Cell wall and membrane alterations of S. aureus Newman (A) and E. coli K12 (B), suggested by typical and representative TEM (left) and SEM (right) micrographs after treatment for 2 h at 37°C with Pep15, Pep16, Pep18, or Pep19 at their MICs. Untreated bacteria are unaltered, and cell walls and membranes remain intact. Pep15 and Pep19 erode cell walls (black arrows), and Pep19 triggers intracellular perturbations (white arrow). Data associated with panel (A) can be found in S6 Fig. Overview panels of the leakage assays for E. coli (C) and S. aureus (F). (C–H) Peptidomimetics permeate gram-negative (E. coli) OMs and IMs (panels C–E) and gram-positive MSSA and MRSA membranes (panels F–H). (C) Overview of the leakage experiments on gram-negative bacteria. (D) NCF degradation products triggered by periplasmic β-lactamases. (E) ONPG degradation products produced by cytoplasmic β-galactosidases. The mean values of 3 independent experiments are presented.
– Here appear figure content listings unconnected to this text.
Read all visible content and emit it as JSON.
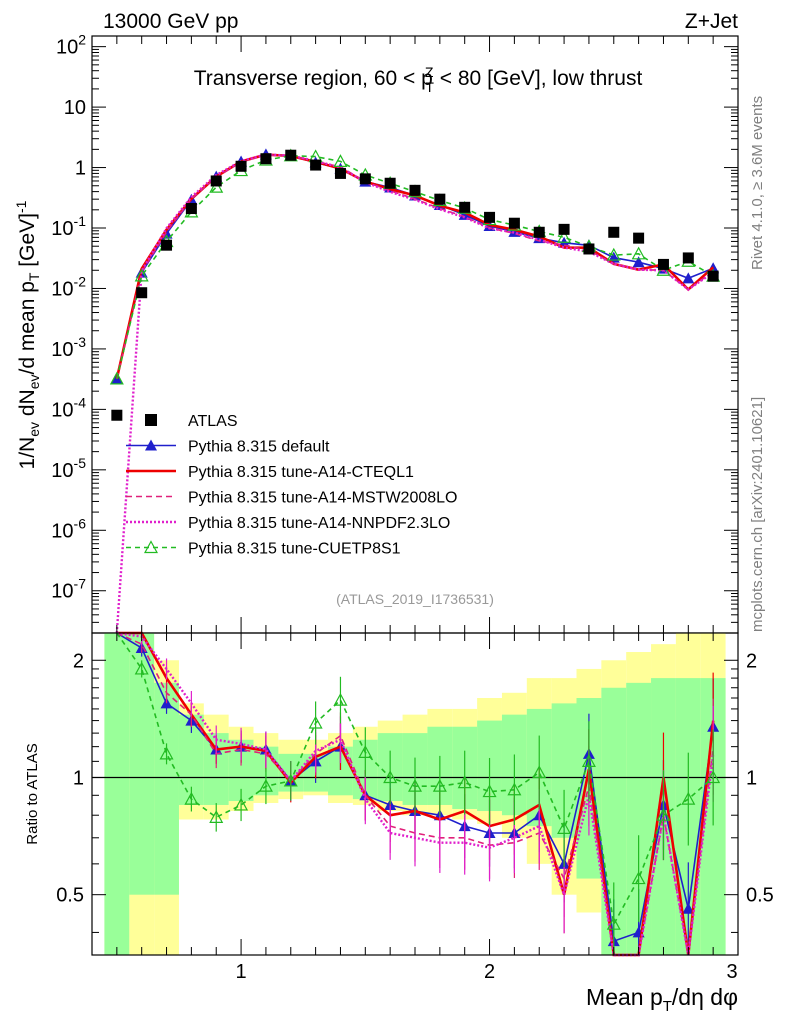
{
  "header": {
    "energy_label": "13000 GeV pp",
    "process_label": "Z+Jet"
  },
  "side_labels": {
    "rivet": "Rivet 4.1.0, ≥ 3.6M events",
    "mcplots": "mcplots.cern.ch [arXiv:2401.10621]"
  },
  "chart_data": {
    "type": "line",
    "title": "Transverse region, 60 < p_T^Z < 80 [GeV], low thrust",
    "title_parts": {
      "before": "Transverse region, 60 < p",
      "sub": "T",
      "sup": "Z",
      "after": " < 80 [GeV], low thrust"
    },
    "analysis_id": "(ATLAS_2019_I1736531)",
    "xlabel": "Mean p_T/dη dφ",
    "xlabel_parts": {
      "a": "Mean p",
      "sub": "T",
      "b": "/dη dφ"
    },
    "ylabel": "1/N_ev dN_ev/d mean p_T [GeV]^-1",
    "ylabel_parts": {
      "a": "1/N",
      "b": "ev",
      "c": " dN",
      "d": "ev",
      "e": "/d mean p",
      "f": "T",
      "g": " [GeV]",
      "h": "-1"
    },
    "ratio_ylabel": "Ratio to ATLAS",
    "xlim": [
      0.4,
      3.0
    ],
    "ylim": [
      2e-08,
      150
    ],
    "ratio_ylim": [
      0.35,
      2.35
    ],
    "x_ticks": [
      "1",
      "2",
      "3"
    ],
    "y_ticks": [
      "10^-7",
      "10^-6",
      "10^-5",
      "10^-4",
      "10^-3",
      "10^-2",
      "10^-1",
      "1",
      "10",
      "10^2"
    ],
    "ratio_ticks": [
      "0.5",
      "1",
      "2"
    ],
    "x": [
      0.5,
      0.6,
      0.7,
      0.8,
      0.9,
      1.0,
      1.1,
      1.2,
      1.3,
      1.4,
      1.5,
      1.6,
      1.7,
      1.8,
      1.9,
      2.0,
      2.1,
      2.2,
      2.3,
      2.4,
      2.5,
      2.6,
      2.7,
      2.8,
      2.9
    ],
    "bin_edges": [
      0.45,
      0.55,
      0.65,
      0.75,
      0.85,
      0.95,
      1.05,
      1.15,
      1.25,
      1.35,
      1.45,
      1.55,
      1.65,
      1.75,
      1.85,
      1.95,
      2.05,
      2.15,
      2.25,
      2.35,
      2.45,
      2.55,
      2.65,
      2.75,
      2.85,
      2.95
    ],
    "data": {
      "name": "ATLAS",
      "values": [
        8e-05,
        0.0085,
        0.052,
        0.21,
        0.6,
        1.05,
        1.4,
        1.6,
        1.1,
        0.8,
        0.65,
        0.55,
        0.42,
        0.3,
        0.22,
        0.15,
        0.12,
        0.085,
        0.095,
        0.045,
        0.085,
        0.068,
        0.025,
        0.032,
        0.016
      ],
      "band_green": [
        [
          0.35,
          2.35
        ],
        [
          0.5,
          2.35
        ],
        [
          0.5,
          1.75
        ],
        [
          0.85,
          1.45
        ],
        [
          0.85,
          1.3
        ],
        [
          0.87,
          1.25
        ],
        [
          0.9,
          1.2
        ],
        [
          0.92,
          1.15
        ],
        [
          0.92,
          1.15
        ],
        [
          0.9,
          1.2
        ],
        [
          0.88,
          1.25
        ],
        [
          0.87,
          1.3
        ],
        [
          0.85,
          1.3
        ],
        [
          0.85,
          1.35
        ],
        [
          0.83,
          1.35
        ],
        [
          0.82,
          1.4
        ],
        [
          0.8,
          1.45
        ],
        [
          0.75,
          1.5
        ],
        [
          0.7,
          1.55
        ],
        [
          0.55,
          1.6
        ],
        [
          0.35,
          1.7
        ],
        [
          0.35,
          1.75
        ],
        [
          0.35,
          1.8
        ],
        [
          0.35,
          1.8
        ],
        [
          0.35,
          1.8
        ]
      ],
      "band_yellow": [
        [
          0.35,
          2.35
        ],
        [
          0.35,
          2.35
        ],
        [
          0.35,
          2.0
        ],
        [
          0.78,
          1.55
        ],
        [
          0.78,
          1.45
        ],
        [
          0.82,
          1.35
        ],
        [
          0.86,
          1.3
        ],
        [
          0.88,
          1.25
        ],
        [
          0.9,
          1.25
        ],
        [
          0.86,
          1.3
        ],
        [
          0.85,
          1.35
        ],
        [
          0.82,
          1.4
        ],
        [
          0.8,
          1.45
        ],
        [
          0.8,
          1.5
        ],
        [
          0.78,
          1.5
        ],
        [
          0.76,
          1.6
        ],
        [
          0.7,
          1.65
        ],
        [
          0.6,
          1.8
        ],
        [
          0.5,
          1.8
        ],
        [
          0.45,
          1.9
        ],
        [
          0.35,
          2.0
        ],
        [
          0.35,
          2.1
        ],
        [
          0.35,
          2.2
        ],
        [
          0.35,
          2.35
        ],
        [
          0.35,
          2.35
        ]
      ]
    },
    "series": [
      {
        "name": "Pythia 8.315 default",
        "color": "#1f1fcc",
        "dash": "",
        "marker": "triangle-filled",
        "ratio": [
          4.0,
          2.15,
          1.55,
          1.4,
          1.18,
          1.2,
          1.18,
          0.98,
          1.1,
          1.2,
          0.9,
          0.85,
          0.82,
          0.8,
          0.75,
          0.72,
          0.72,
          0.8,
          0.6,
          1.15,
          0.38,
          0.4,
          0.85,
          0.46,
          1.35
        ]
      },
      {
        "name": "Pythia 8.315 tune-A14-CTEQL1",
        "color": "#ee0000",
        "dash": "",
        "marker": "none",
        "ratio": [
          4.0,
          2.5,
          1.8,
          1.45,
          1.18,
          1.2,
          1.17,
          0.97,
          1.13,
          1.2,
          0.9,
          0.8,
          0.82,
          0.78,
          0.82,
          0.75,
          0.78,
          0.85,
          0.5,
          1.05,
          0.3,
          0.3,
          1.0,
          0.3,
          1.4
        ]
      },
      {
        "name": "Pythia 8.315 tune-A14-MSTW2008LO",
        "color": "#e0207a",
        "dash": "6,4",
        "marker": "none",
        "ratio": [
          4.0,
          2.2,
          1.65,
          1.45,
          1.15,
          1.18,
          1.15,
          0.98,
          1.15,
          1.28,
          0.9,
          0.75,
          0.72,
          0.7,
          0.7,
          0.67,
          0.68,
          0.72,
          0.55,
          0.95,
          0.3,
          0.3,
          0.8,
          0.3,
          1.2
        ]
      },
      {
        "name": "Pythia 8.315 tune-A14-NNPDF2.3LO",
        "color": "#e020cc",
        "dash": "2,2",
        "marker": "none",
        "ratio": [
          4.0,
          2.3,
          1.9,
          1.55,
          1.25,
          1.22,
          1.18,
          0.98,
          1.17,
          1.25,
          0.88,
          0.72,
          0.7,
          0.68,
          0.68,
          0.66,
          0.7,
          0.75,
          0.5,
          0.9,
          0.3,
          0.3,
          0.8,
          0.3,
          1.15
        ]
      },
      {
        "name": "Pythia 8.315 tune-CUETP8S1",
        "color": "#22bb22",
        "dash": "5,4",
        "marker": "triangle-open",
        "ratio": [
          4.0,
          1.9,
          1.15,
          0.88,
          0.79,
          0.85,
          0.95,
          0.98,
          1.38,
          1.58,
          1.16,
          1.0,
          0.95,
          0.95,
          0.97,
          0.92,
          0.93,
          1.03,
          0.74,
          1.1,
          0.42,
          0.55,
          0.8,
          0.88,
          1.0
        ]
      }
    ],
    "legend_position": "lower-left"
  }
}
Shown are polymyxin B as positive control, untreated bacteria, and Pep15, Pep16, Pep18, or Pep19. (F) Overview of the leakage experiments on gram-positive MSSA and MRSA. SG cannot enter intact cells but bind DNA and fluoresce once the cell integrity is damaged. MSSA (panel G) and MRSA (panel H) leakage experiments evidencing pseudopeptide-induced membrane alterations. On both gram-negative and -positive bacteria, the highest activity is with Pep16 and Pep19. Data associated with this figure can be found in S1 Data. IM, inner membrane; MIC, minimal inhibitory concentration; MRSA, methicillin-resistant S. aureus; MSSA, methicillin-susceptible S. aureus; NCF, nitrocefin; OM, outer membrane; ONPG, O-nitrophenyl-β-D-galactopyranoside; SEM, scanning electron microscopy; SG, sytox green; TEM, transmission electron microscopy.
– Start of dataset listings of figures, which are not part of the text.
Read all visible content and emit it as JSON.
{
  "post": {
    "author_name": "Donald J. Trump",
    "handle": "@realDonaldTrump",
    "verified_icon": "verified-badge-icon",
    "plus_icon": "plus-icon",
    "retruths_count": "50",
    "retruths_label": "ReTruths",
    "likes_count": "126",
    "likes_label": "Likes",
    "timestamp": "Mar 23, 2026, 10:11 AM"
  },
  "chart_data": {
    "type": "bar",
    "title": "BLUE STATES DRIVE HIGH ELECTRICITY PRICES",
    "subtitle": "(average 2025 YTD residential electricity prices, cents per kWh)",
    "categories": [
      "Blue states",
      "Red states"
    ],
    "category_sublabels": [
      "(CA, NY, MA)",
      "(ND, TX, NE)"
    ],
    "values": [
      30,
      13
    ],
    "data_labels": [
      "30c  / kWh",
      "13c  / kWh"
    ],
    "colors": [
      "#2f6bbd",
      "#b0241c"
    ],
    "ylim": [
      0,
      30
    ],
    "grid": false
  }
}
Fig 3. Three-dimensional structures of two pseudopeptides and their dynamics with eukaryotic and prokaryotic membrane mimics.
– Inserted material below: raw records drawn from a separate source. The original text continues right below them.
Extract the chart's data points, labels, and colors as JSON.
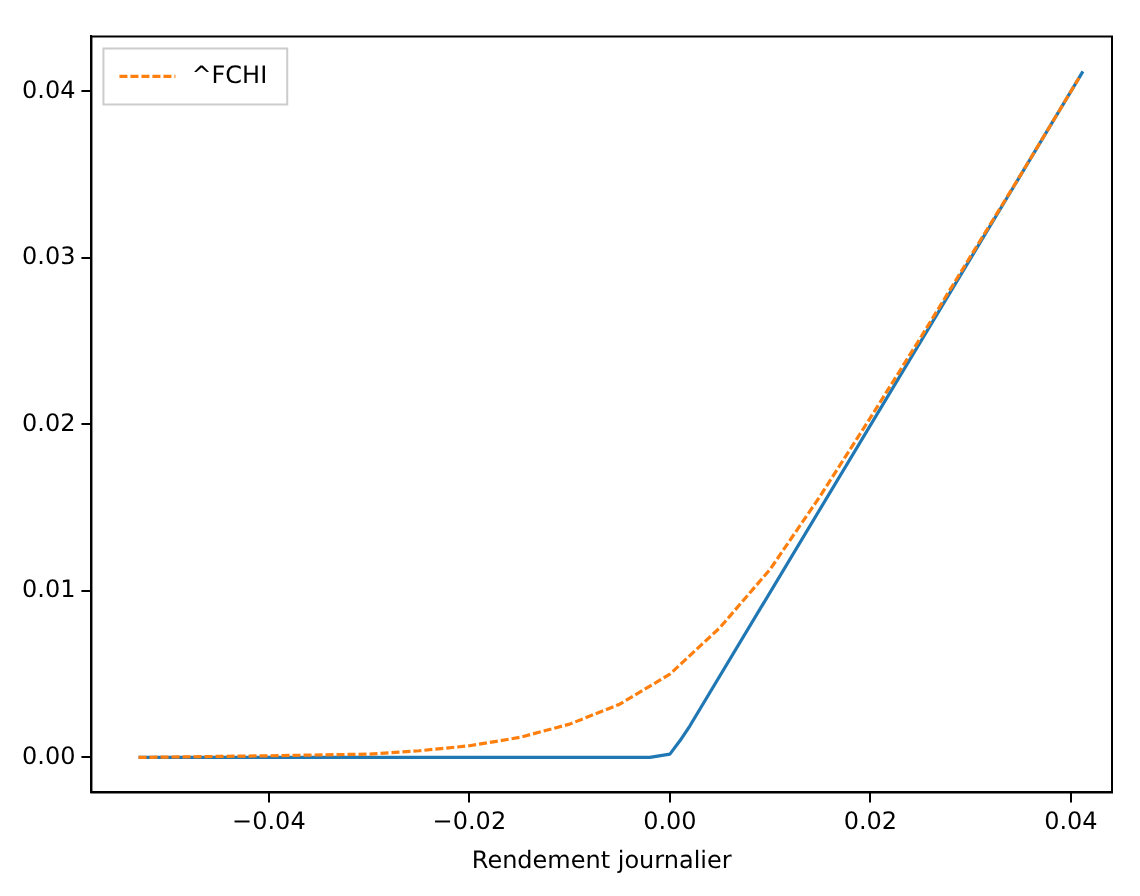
{
  "chart_data": {
    "type": "line",
    "xlabel": "Rendement journalier",
    "xlim": [
      -0.0577,
      0.0441
    ],
    "ylim": [
      -0.0021,
      0.0433
    ],
    "xticks": [
      {
        "value": -0.04,
        "label": "−0.04"
      },
      {
        "value": -0.02,
        "label": "−0.02"
      },
      {
        "value": 0,
        "label": "0.00"
      },
      {
        "value": 0.02,
        "label": "0.02"
      },
      {
        "value": 0.04,
        "label": "0.04"
      }
    ],
    "yticks": [
      {
        "value": 0,
        "label": "0.00"
      },
      {
        "value": 0.01,
        "label": "0.01"
      },
      {
        "value": 0.02,
        "label": "0.02"
      },
      {
        "value": 0.03,
        "label": "0.03"
      },
      {
        "value": 0.04,
        "label": "0.04"
      }
    ],
    "grid": false,
    "legend": "top left",
    "marker": "none",
    "series": [
      {
        "color": "#1f77b4",
        "line_style": "solid",
        "x": [
          -0.053,
          -0.002,
          0,
          0.001,
          0.002,
          0.0412
        ],
        "values": [
          0,
          0,
          0.0002,
          0.001,
          0.0019,
          0.0412
        ]
      },
      {
        "name": "^FCHI",
        "color": "#ff7f0e",
        "line_style": "dashed",
        "x": [
          -0.053,
          -0.04,
          -0.03,
          -0.025,
          -0.02,
          -0.015,
          -0.01,
          -0.005,
          0,
          0.005,
          0.01,
          0.015,
          0.02,
          0.025,
          0.03,
          0.035,
          0.0408
        ],
        "values": [
          0,
          0.0001,
          0.0002,
          0.0004,
          0.0007,
          0.0012,
          0.002,
          0.0032,
          0.005,
          0.0078,
          0.0113,
          0.0157,
          0.0204,
          0.0252,
          0.0301,
          0.035,
          0.0408
        ]
      }
    ]
  }
}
NMR structures of Pep18 (A) and Pep19 (C) analogs in presence of SDS micelles. These differ only in the replacement of 2 phenylalanine residues in Pep18 by 2 aza-β3-1-naphthylalanyl residues in Pep19. Pep18 cyclic backbone has 7 natural amino acids. Two hydrogen bonds involve Val6 carbonyl oxygen with HN Phe2 (residue i + 2) and HN Trp3 (residue i + 3). Two aza-β3-naphthylalanine residues from Pep19 form 2 R-hydrazino turns with 2 hydrogen bonds between the amide proton of residue i with the lone pair of the sp3 nitrogen atom of residue (i − 1) and the carbonyl of residue (i − 2). One of the hydrazino turns involves residues 2–4 and is reinforced by an additional bond between the carbonyl of Phe2 and the amine of Arg5. The ternary nitrogen configuration of the aza-β3-amino acids is an R absolute configuration. The electrostatic potential surface maps of Pep18 and Pep19 in the presence of SDS micelles are depicted with blue cationic areas and white hydrophobic domains. (B, D) ¹H NMR spectra of 2 mM peptide analogs (panel B: Pep18; panel D: Pep19) without SUV (lower spectra), in the presence of zwitterionic SUVs (middle; 8 mM DMPC-d54) or anionic SUVs (top; 8 mM DMPC-d54/DMPS-d54 70:30). Zwitterionic and anionic SUVs mimic eukaryotic (ovals with an inner black dot) and bacterial (rectangles) membranes, respectively. “*” corresponds to the lipid signals. Data associated with this figure can be found in S8–S11 Tables. Arg,arginine 5; DMPC-d54, 1,2-dimyristoyl-d54-sn-glycero-3-phosphocholine; DMPS-d54, 1,2-dimyristoyl-d54-sn-glycero-3-phosphoserine; HP-NCF, hydrolyzed product–nicrocefin; NMR, nuclear magnetic resonance; Phe2, phenylalanine 2; ppm, parts per million; SDS, sodium dodecyl sulfate; SUV, small unilamellar vesicle.